A conservation group is suing over radioactive air emissions at the White Mesa Uranium Mill near Blanding, Utah.
The Grand Canyon Trust, with offices in Flagstaff and Moab, filed its complaint April 2 in U.S. District Court in Salt Lake City. The group says the mill exceeded Clean Air Act limits for radon releases in 2012 and 2013, and maintains more than the allowed number of open pits for uranium-mining byproducts called tailings.
The White Mesa Mill was acquired in 2012 by Energy Fuels, Inc., an Ontario, Canada-based corporation with an operations center in Lakewood, Colo., near Denver. That purchase was part of a bigger regional buyout of Denison Mines; Energy Fuels now operates several mines in the Four Corners area along with the mill.
White Mesa is the only conventional uranium mill operating today in the country. It processes ore and radioactive waste from uranium mines in the Grand Canyon region and beyond, as well as Superfund sites across the country.
“The trust’s position is if the uranium mill is going to operate, it has to be in a way that complies with public health and safety,” said Anne Mariah Tapp, an attorney with Grand Canyon Trust.
Radon-222, the toxin of concern in the lawsuit, breaks down into heavy-metal forms that are readily inhaled. Studies have consistently linked occupational exposure to radon-222 with lung cancer, although links between residential exposure and lung cancer are less certain.
The Blanding area is not especially populous; about 3,600 people live in the nearby communities of Blanding, Bluff and White Mesa. Out of these, the closest and most at-risk community – the White Mesa community of the Ute Mountain Ute Tribe – has voiced the strongest concerns about both air and water pollution from the mill. The tribe is not a party to the lawsuit, and declined to comment on it, but has spoken out for years about the open pits where the mill stores mining waste.
“The Tribe asserts that DRC [Utah Department of Environmental Quality’s Division of Radiation Control] is failing in its duty to protect the public and UMU Tribal.
Members from air contamination and surface contamination caused by airborne deposition of radioactive material,” the tribe wrote in Dec. 16, 2011 comments on a proposed license renewal.
Asked to comment on the suit, Division of Radiation Control Director Rusty Lundberg acknowledged 2012 radon emissions from one of the tailings pits that exceeded EPA limits.

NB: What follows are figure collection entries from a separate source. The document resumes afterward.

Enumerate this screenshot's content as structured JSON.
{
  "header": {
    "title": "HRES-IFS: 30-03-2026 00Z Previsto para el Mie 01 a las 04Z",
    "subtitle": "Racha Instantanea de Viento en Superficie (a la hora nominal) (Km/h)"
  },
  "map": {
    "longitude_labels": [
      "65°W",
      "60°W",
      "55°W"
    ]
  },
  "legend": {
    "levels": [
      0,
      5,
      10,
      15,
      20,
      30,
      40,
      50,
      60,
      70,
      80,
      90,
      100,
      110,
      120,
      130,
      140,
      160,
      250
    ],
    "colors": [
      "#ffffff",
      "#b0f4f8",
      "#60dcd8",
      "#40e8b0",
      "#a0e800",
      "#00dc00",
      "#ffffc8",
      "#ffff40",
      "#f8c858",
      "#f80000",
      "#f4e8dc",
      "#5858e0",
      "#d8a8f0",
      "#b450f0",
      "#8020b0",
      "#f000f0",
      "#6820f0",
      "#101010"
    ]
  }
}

“In working with our air-quality agency to resolve this, it was determined to add additional soil cover to the disposal cell and to increase the emissions monitoring from being reported annually to monthly, as required by regulation,” he wrote in an email. “Since last fall, the reported monthly radon emissions have been below the standard.” Lundberg said no further enforcement actions are in the works for the mill.

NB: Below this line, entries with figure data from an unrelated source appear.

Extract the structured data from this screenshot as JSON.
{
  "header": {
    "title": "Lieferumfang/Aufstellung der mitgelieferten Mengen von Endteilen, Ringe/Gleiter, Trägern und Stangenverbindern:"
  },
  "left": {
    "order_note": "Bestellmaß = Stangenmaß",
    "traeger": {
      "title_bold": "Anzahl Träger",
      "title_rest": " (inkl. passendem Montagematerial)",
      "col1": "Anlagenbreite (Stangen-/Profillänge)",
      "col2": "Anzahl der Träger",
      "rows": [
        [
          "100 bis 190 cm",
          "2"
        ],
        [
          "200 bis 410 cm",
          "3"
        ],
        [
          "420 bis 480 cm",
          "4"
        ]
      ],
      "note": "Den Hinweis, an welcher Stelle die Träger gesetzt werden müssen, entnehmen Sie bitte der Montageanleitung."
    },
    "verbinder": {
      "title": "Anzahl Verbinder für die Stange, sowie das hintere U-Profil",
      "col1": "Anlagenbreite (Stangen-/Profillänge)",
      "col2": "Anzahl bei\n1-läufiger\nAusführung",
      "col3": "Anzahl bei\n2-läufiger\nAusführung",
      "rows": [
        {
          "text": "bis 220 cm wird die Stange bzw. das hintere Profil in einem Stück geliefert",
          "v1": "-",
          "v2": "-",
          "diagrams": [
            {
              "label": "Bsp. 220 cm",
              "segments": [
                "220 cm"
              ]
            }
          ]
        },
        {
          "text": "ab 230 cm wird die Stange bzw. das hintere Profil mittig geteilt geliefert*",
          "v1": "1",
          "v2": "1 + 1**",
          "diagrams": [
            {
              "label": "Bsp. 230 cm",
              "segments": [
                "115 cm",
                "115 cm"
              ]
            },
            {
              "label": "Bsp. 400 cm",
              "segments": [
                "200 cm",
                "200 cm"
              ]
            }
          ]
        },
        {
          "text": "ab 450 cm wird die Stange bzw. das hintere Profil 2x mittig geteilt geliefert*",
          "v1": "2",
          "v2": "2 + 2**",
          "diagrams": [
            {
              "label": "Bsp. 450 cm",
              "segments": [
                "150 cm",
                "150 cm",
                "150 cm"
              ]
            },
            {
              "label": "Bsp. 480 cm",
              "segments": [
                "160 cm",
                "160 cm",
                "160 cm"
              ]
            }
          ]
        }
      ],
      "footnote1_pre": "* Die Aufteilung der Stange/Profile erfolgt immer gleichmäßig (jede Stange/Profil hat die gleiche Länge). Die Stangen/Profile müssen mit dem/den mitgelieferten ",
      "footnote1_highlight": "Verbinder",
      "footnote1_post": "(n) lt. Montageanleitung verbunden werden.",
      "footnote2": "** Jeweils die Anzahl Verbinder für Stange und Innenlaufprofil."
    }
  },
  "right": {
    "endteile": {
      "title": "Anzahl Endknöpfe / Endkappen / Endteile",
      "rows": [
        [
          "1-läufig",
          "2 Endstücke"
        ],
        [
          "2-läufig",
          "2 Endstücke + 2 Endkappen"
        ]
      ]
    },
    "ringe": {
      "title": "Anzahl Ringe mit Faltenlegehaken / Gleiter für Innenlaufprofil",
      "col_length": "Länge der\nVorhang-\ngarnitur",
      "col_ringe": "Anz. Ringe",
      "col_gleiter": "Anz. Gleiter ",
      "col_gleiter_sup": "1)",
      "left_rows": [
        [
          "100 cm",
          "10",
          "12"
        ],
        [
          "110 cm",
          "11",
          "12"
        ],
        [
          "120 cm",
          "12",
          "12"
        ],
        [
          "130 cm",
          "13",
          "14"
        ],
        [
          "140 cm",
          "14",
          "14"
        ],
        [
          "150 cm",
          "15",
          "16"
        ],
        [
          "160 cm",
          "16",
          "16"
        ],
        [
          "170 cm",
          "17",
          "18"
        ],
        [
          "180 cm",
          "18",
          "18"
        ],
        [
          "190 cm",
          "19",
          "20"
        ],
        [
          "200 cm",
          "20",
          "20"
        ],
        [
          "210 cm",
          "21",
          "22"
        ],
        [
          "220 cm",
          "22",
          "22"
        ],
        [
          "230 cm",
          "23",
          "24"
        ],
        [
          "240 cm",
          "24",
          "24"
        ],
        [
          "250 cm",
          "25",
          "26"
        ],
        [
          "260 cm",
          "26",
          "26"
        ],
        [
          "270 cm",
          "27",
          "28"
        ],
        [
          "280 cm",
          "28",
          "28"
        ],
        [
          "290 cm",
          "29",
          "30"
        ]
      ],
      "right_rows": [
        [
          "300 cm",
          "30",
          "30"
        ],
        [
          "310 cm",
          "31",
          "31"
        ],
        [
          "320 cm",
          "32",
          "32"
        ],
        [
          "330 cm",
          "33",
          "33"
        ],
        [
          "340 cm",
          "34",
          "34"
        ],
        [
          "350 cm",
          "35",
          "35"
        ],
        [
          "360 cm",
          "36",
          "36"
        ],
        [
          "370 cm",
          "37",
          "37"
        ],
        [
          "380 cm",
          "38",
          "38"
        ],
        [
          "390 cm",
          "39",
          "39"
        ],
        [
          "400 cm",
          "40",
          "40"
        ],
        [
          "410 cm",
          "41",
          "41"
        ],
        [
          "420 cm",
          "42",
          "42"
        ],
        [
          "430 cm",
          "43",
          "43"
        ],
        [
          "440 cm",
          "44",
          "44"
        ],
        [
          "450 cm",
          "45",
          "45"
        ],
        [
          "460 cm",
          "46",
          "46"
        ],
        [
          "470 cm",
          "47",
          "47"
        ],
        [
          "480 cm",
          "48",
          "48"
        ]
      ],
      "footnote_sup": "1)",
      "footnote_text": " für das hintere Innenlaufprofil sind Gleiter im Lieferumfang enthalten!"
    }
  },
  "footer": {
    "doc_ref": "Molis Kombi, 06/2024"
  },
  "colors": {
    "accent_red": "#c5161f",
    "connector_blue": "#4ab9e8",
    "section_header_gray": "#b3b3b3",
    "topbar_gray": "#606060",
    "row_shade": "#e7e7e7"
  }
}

The Grand Canyon Trust suit alleges that other violations are ongoing, including more than the two open tailings pits allowed by law.

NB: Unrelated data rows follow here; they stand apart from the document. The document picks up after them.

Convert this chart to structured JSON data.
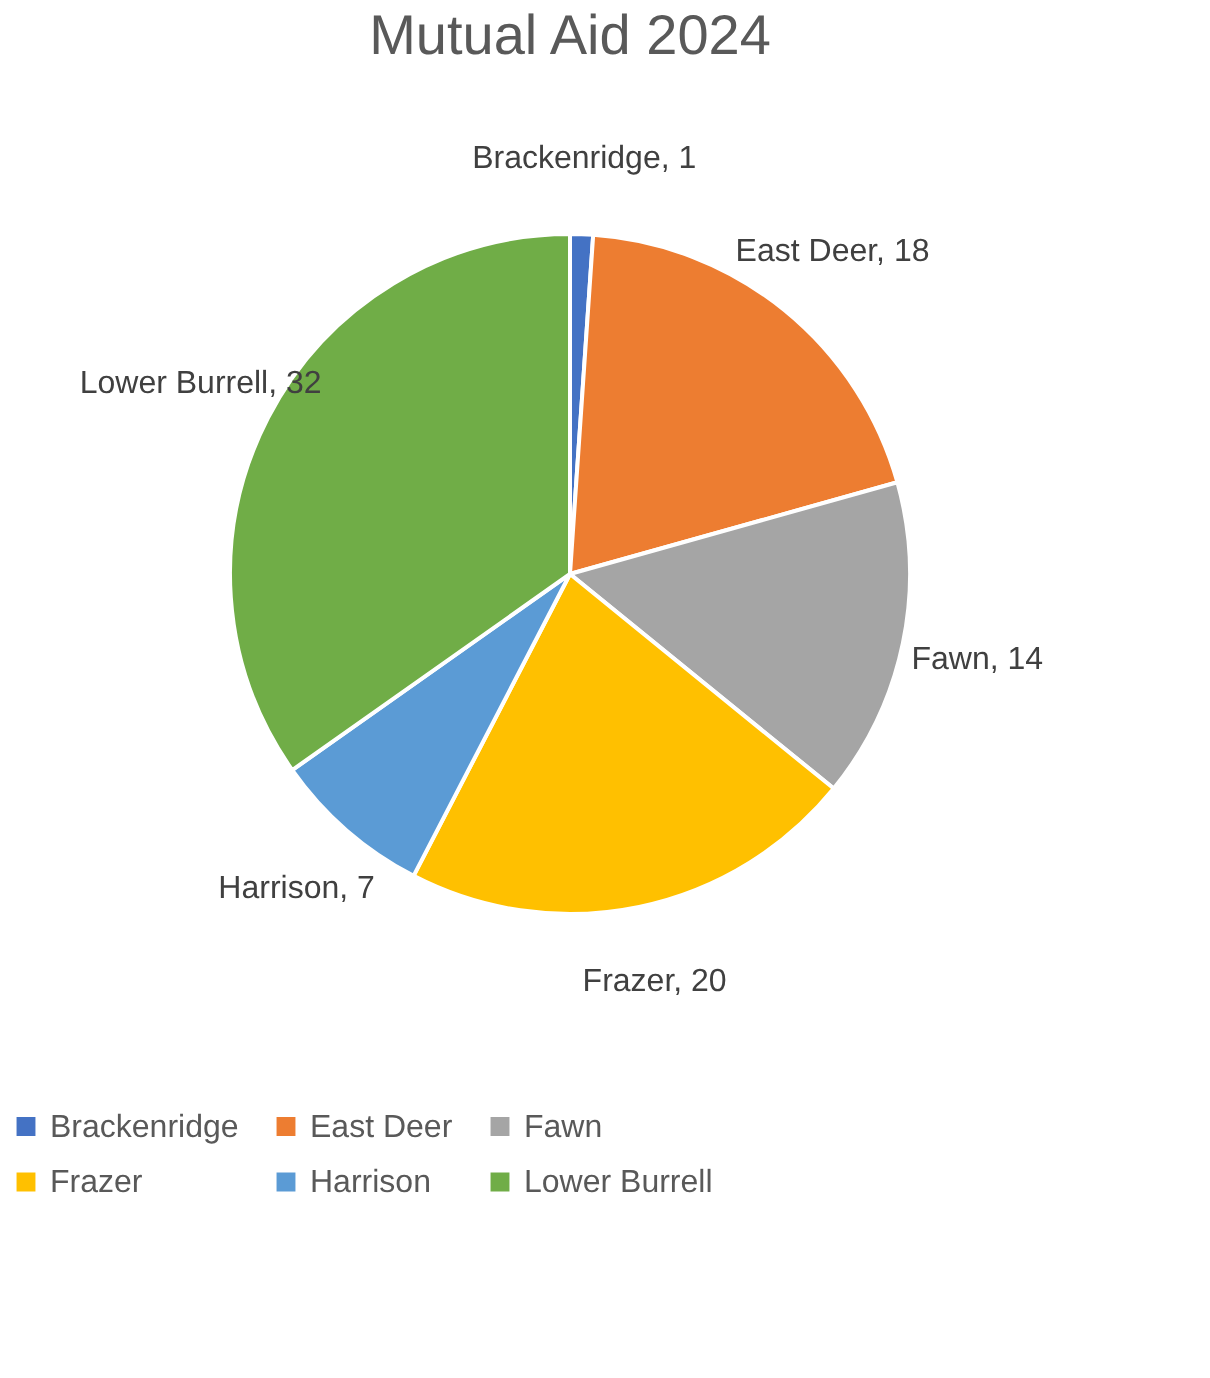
{
  "chart_data": {
    "type": "pie",
    "title": "Mutual Aid 2024",
    "categories": [
      "Brackenridge",
      "East Deer",
      "Fawn",
      "Frazer",
      "Harrison",
      "Lower Burrell"
    ],
    "values": [
      1,
      18,
      14,
      20,
      7,
      32
    ],
    "colors": [
      "#4472c4",
      "#ed7d31",
      "#a5a5a5",
      "#ffc000",
      "#5b9bd5",
      "#70ad47"
    ],
    "value_labels": [
      "Brackenridge, 1",
      "East Deer, 18",
      "Fawn, 14",
      "Frazer, 20",
      "Harrison, 7",
      "Lower Burrell, 32"
    ],
    "legend": "bottom"
  }
}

“We’re concerned that the tailings-remediation backlog poses pollution and financial risks to the public, especially if the mill were to close,” Tapp said in a press release.
Curtis Moore, director of Investor and Public Relations for Energy Fuels, said the lawsuit is basically unfounded.
“Generally, all the issues that they raise are well-known by the regulators and they’re either being addressed or they’re without merit. We’ve never been issued a violation,” he said. “It’s just more of their ongoing efforts to stop nuclear energy and uranium-mining in the United States.”
Citing weak market conditions, Energy Fuels announced in December that it planned to halt processing at the mill later this year and potentially restart in 2015. The mill will continue to process ore intermittently for the foreseeable future; during standby times, the site will continue to receive waste, and any open tailings pits will continue to emit pollutants.
As for its other sites in the region, Energy Fuels has agreed to temporarily cease efforts to open its controversial Canyon Mine near Tusayan, Ariz. Moore said efforts to begin mining at that site will restart at the end of this year or when a separate lawsuit is resolved, whichever comes first.
That suit, filed by the Havasupai Tribe, Sierra Club, Grand Canyon Trust and Center for Biological Diversity in March of 2013, blasts a Forest Service decision to allow mining to begin at the Canyon Mine based on a permit – and environmental review – that happened in 1986. The plaintiffs say new studies need to be done to assess potential damage to springs, which provide drinking water to the Havasupai people as well as flora and fauna in the Grand Canyon.
Late last year, Energy Fuels had also said it would close its Pinenut Mine, just north of Grand Canyon. However, on April 23, the company announced that it had averted the shutdown at the Pinenut Mine due to improved mining conditions; miners encountered higher-quality uranium than they expected. Energy Fuels plans to mine that deposit to depletion, likely by early 2015.